В перемену все первое звено сбежалось, и ребята, пряча от звеньевого свои синие конверты, стали шептаться:

— 8, 1,3, 19, 17, 1… Как разгадать эти таинственные числа?

Костя наблюдал за ребятами издали и только посмеивался, потирая руки: «Помучаетесь вы у меня!»

Рая все время думала о числах, она даже запомнила их наизусть. И когда учительница русского языка вызвала ее к доске, вместо того чтобы написать сложносочиненное предложение, Рая Теплова, на удивление всему классу, вывела на доске мелом:

— 8, 1, 3, 19, 17, 1…

Все остальное вылетело у нее из головы.

Дома Рая только и делала, что бегала по всей квартире с таинственной запиской.

— Что же это значит? — гадали соседи.

Поздно вечером сосед дядя Саша, старый телеграфист, постучался к Тепловым:

— Так вот какое дело. Это не иначе, как шифрованная телеграмма. По всей видимости, каждое число означает какую-нибудь букву по порядку алфавита.

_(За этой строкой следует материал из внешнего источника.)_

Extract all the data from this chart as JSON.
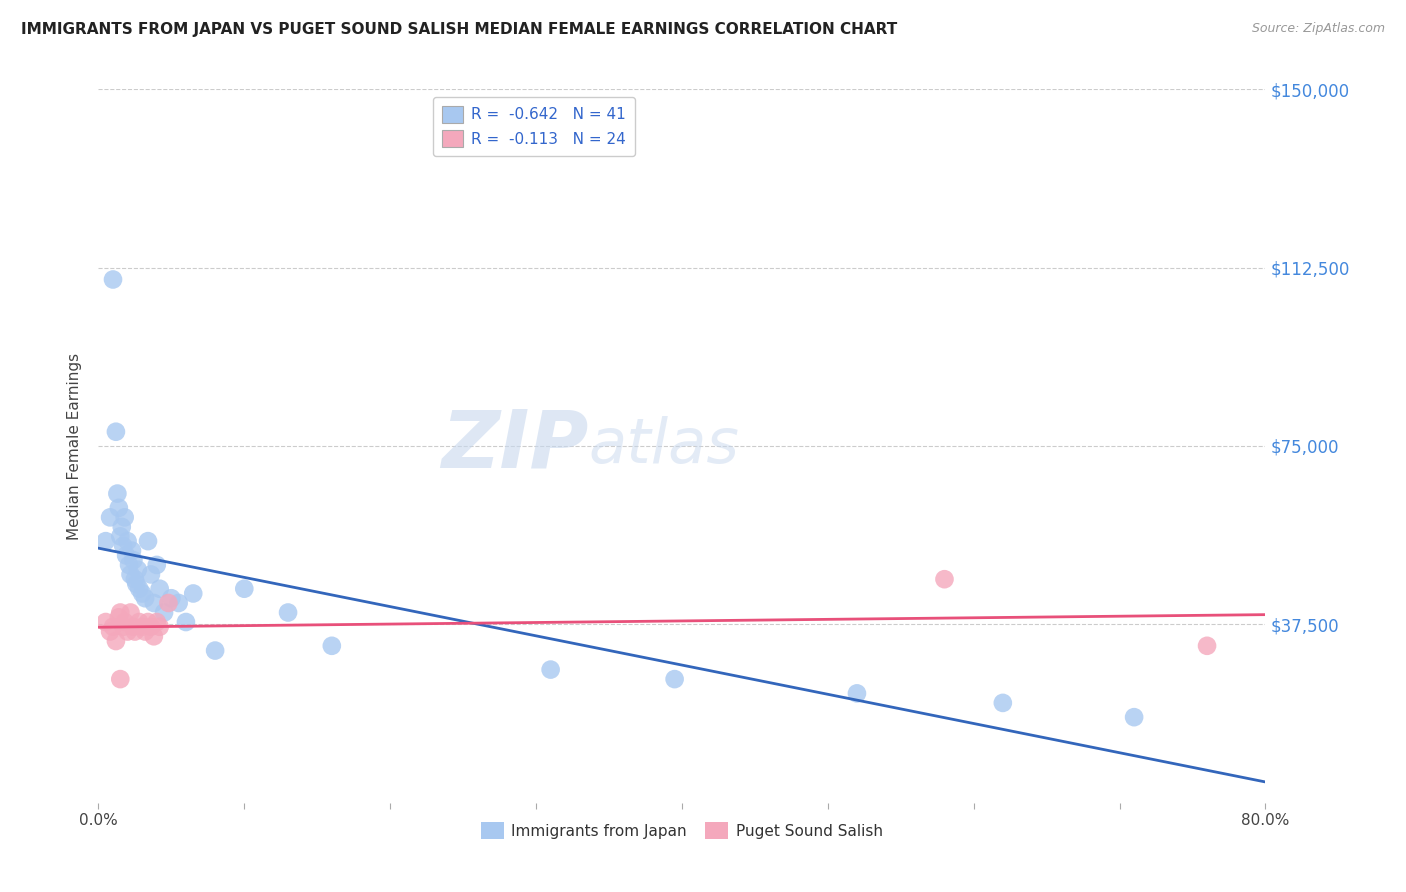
{
  "title": "IMMIGRANTS FROM JAPAN VS PUGET SOUND SALISH MEDIAN FEMALE EARNINGS CORRELATION CHART",
  "source": "Source: ZipAtlas.com",
  "ylabel": "Median Female Earnings",
  "xlim": [
    0.0,
    0.8
  ],
  "ylim": [
    0,
    150000
  ],
  "yticks": [
    37500,
    75000,
    112500,
    150000
  ],
  "ytick_labels": [
    "$37,500",
    "$75,000",
    "$112,500",
    "$150,000"
  ],
  "xticks": [
    0.0,
    0.1,
    0.2,
    0.3,
    0.4,
    0.5,
    0.6,
    0.7,
    0.8
  ],
  "xtick_labels": [
    "0.0%",
    "",
    "",
    "",
    "",
    "",
    "",
    "",
    "80.0%"
  ],
  "blue_R": -0.642,
  "blue_N": 41,
  "pink_R": -0.113,
  "pink_N": 24,
  "blue_color": "#A8C8F0",
  "pink_color": "#F4A8BC",
  "blue_line_color": "#3366BB",
  "pink_line_color": "#E8507A",
  "blue_scatter_x": [
    0.005,
    0.008,
    0.01,
    0.012,
    0.013,
    0.014,
    0.015,
    0.016,
    0.017,
    0.018,
    0.019,
    0.02,
    0.021,
    0.022,
    0.023,
    0.024,
    0.025,
    0.026,
    0.027,
    0.028,
    0.03,
    0.032,
    0.034,
    0.036,
    0.038,
    0.04,
    0.042,
    0.045,
    0.05,
    0.055,
    0.06,
    0.065,
    0.08,
    0.1,
    0.13,
    0.16,
    0.31,
    0.395,
    0.52,
    0.62,
    0.71
  ],
  "blue_scatter_y": [
    55000,
    60000,
    110000,
    78000,
    65000,
    62000,
    56000,
    58000,
    54000,
    60000,
    52000,
    55000,
    50000,
    48000,
    53000,
    51000,
    47000,
    46000,
    49000,
    45000,
    44000,
    43000,
    55000,
    48000,
    42000,
    50000,
    45000,
    40000,
    43000,
    42000,
    38000,
    44000,
    32000,
    45000,
    40000,
    33000,
    28000,
    26000,
    23000,
    21000,
    18000
  ],
  "pink_scatter_x": [
    0.005,
    0.008,
    0.01,
    0.012,
    0.014,
    0.015,
    0.017,
    0.018,
    0.02,
    0.022,
    0.024,
    0.025,
    0.028,
    0.03,
    0.032,
    0.034,
    0.036,
    0.038,
    0.04,
    0.042,
    0.015,
    0.048,
    0.58,
    0.76
  ],
  "pink_scatter_y": [
    38000,
    36000,
    37000,
    34000,
    39000,
    40000,
    37000,
    38000,
    36000,
    40000,
    37000,
    36000,
    38000,
    37000,
    36000,
    38000,
    37000,
    35000,
    38000,
    37000,
    26000,
    42000,
    47000,
    33000
  ],
  "watermark_zip": "ZIP",
  "watermark_atlas": "atlas",
  "background_color": "#FFFFFF",
  "grid_color": "#CCCCCC"
}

Рая заметалась по комнате: «Где мой старый букварь?» Ведь она давно уже позабыла порядок букв по алфавиту.

Перевернув все в комнате вверх дном, Рая, наконец, обнаружила свой букварь в корзинке, где спал котенок.

— Восьмая буква, восьмая буква, — торопливо бормотала Рая, усевшись с букварем за стол. — Какая же это? Ага, это буква «з»! Первая по порядку? Это, конечно, «а»! А третья, третья? «в»! Девятнадцатая… девятнадцатая, какая же это? «т»! Ура! — закричала Рая на всю квартиру. — Завтра!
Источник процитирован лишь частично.